Centrafrique : les mercenaires russes accusés d’atrocités sur des civils

Mercredi, Juin 16, 2021 - 14:15

Un rapport alarmant, publié le 14 juin par CNN et l’ONG The Sentry, dénonce les atrocités commises en Centrafrique par les mercenaires russes pour contrôler les mines d’or et de diamant.

Le rapport fait ainsi état « de massacres, d’exécutions extrajudiciaires, de cas de torture, de pillage, d’enlèvements pour rançon, d’incendies de villages et de viols collectifs » perpétrés par le groupe Wagner, une société militaire russe ayant des liens avec le Kremlin, en alliance avec des forces armées loyales favorables au président centrafricain, Faustin-Archange Touadéra.

Les enquêtes menées par CNN et The Sentry leur ont permis de rassembler des preuves et témoignages sur plusieurs cas de violations de droits humains, dont sont victimes les civils centrafricains qui se trouvent au milieu de la lutte entre les forces armées nationales soutenues par les mercenaires russes et les rebelles connus sous le nom de Seleka.

CNN et The Sentry ont cité un rapport compilé par la force de maintien de la paix de l’ONU en Centrafrique (Minusca) qui corrobore les accusations. Ce rapport indique que « les Faca et les forces bilatérales, en particulier les Russes et des éléments supposés être syriens, pourraient avoir commis des crimes de guerre, notamment en exécutant des civils et d’autres individus qui ne participaient pas aux hostilités ».
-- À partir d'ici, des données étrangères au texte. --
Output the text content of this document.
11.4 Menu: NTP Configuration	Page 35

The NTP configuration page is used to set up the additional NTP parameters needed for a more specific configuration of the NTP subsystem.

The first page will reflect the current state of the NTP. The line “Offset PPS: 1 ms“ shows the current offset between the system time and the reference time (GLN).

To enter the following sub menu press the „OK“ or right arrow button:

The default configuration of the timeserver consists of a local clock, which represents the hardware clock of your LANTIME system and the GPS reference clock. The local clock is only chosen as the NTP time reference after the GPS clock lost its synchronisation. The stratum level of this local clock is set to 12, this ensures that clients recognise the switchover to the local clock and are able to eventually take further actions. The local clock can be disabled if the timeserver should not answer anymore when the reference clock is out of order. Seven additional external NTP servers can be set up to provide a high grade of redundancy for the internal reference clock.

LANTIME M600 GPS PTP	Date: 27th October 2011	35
Plus de 2000 formateurs russes

Ce nouveau rapport dénonce une croissance de la présence de militaires russes en Centrafrique. La plupart des mercenaires sont présentés comme des formateurs venus de la Russie pour entraîner l’armée locale. Seulement, apprend-on, si en 2017, le nombre de ces formateurs pour l’armée centrafricaine était au nombre de 170, en 2021, il s’élève à 2300.

Selon les auteurs du document, cette croissance sert des objectifs multiples, y compris le contrôle des zones riches en minérais. Près de Bambari, par exemple, il existe d'importants gisements d'or à Ndassima. En 2020, le gouvernement aurait révoqué la licence d’une société canadienne dans cette zone et l’aurait accordée à une autre dénommée Midas resources répertoriée comme une entité russe. Des témoins affirment aussi que ces mercenaires russes expulsent les habitants des zones minières.

« Tout ce qui est minier est leur priorité [...]. A Bambari, dans les quartiers de Bornou et d'Adji, ils pillent à la recherche d'or et de diamants », déclare un témoin.

Pour John Prendergast, cofondateur de Sentry, « Ce nouveau mode de pillage très lucratif constitue une menace grandissante, semant la mort et la dévastation, et mettant en danger la paix et la sécurité non seulement en République centrafricaine, mais également dans diverses autres zones sensibles de par le monde. Des mesures urgentes sont requises de la part de la communauté internationale ».

The Sentry et CNN ne sont en réalité pas les premiers à s’inquiéter de l’escalade de violences en Centrafrique. Dans un communiqué publié le 31 mars, l’ONU a émis des inquiétudes sur la présence de mercenaires russes en République centrafricaine. Trois organisations russes ont été pointées du doigt par l’institution dans son rapport. Il s’agit en l’occurrence de: Sewa security services; Lobaye invest SARLU et le fameux groupe Wagner, déjà connu pour être impliqué dans la guerre civile libyenne.

D’après les Nations unies, il est essentiel de clarifier les rôles de tous les partenaires internationaux de la RCA et de distinguer les actions des forces de la Minusca, de celles des organisations militaires privées. Dans leur rapport publié le 14 juin, CNN et The Sentry ont également fait un certain nombre de recommandations aux gouvernements et institutions financières internationales pour l’arrêt des atrocités en Centrafrique.

Face à l’urgence de la situation, l’heure ne devrait normalement plus être aux dénonciations, aux expressions d’inquiétude, ou aux recommandations, mais plutôt à une prise de conscience de la gravité des incidents en RCA. Il faut pour la communauté internationale agir pour mettre fin à ces cas de violations des droits humains, dont plusieurs pays africains riches en ressources minières font l’objet. Plusieurs ONG ont par le passé dénoncé comment des conflits sont entretenus sur des années en Afrique centrale (RDC, Rwanda, Ouganda, Burundi) avec pour but le pillage des ressources minières.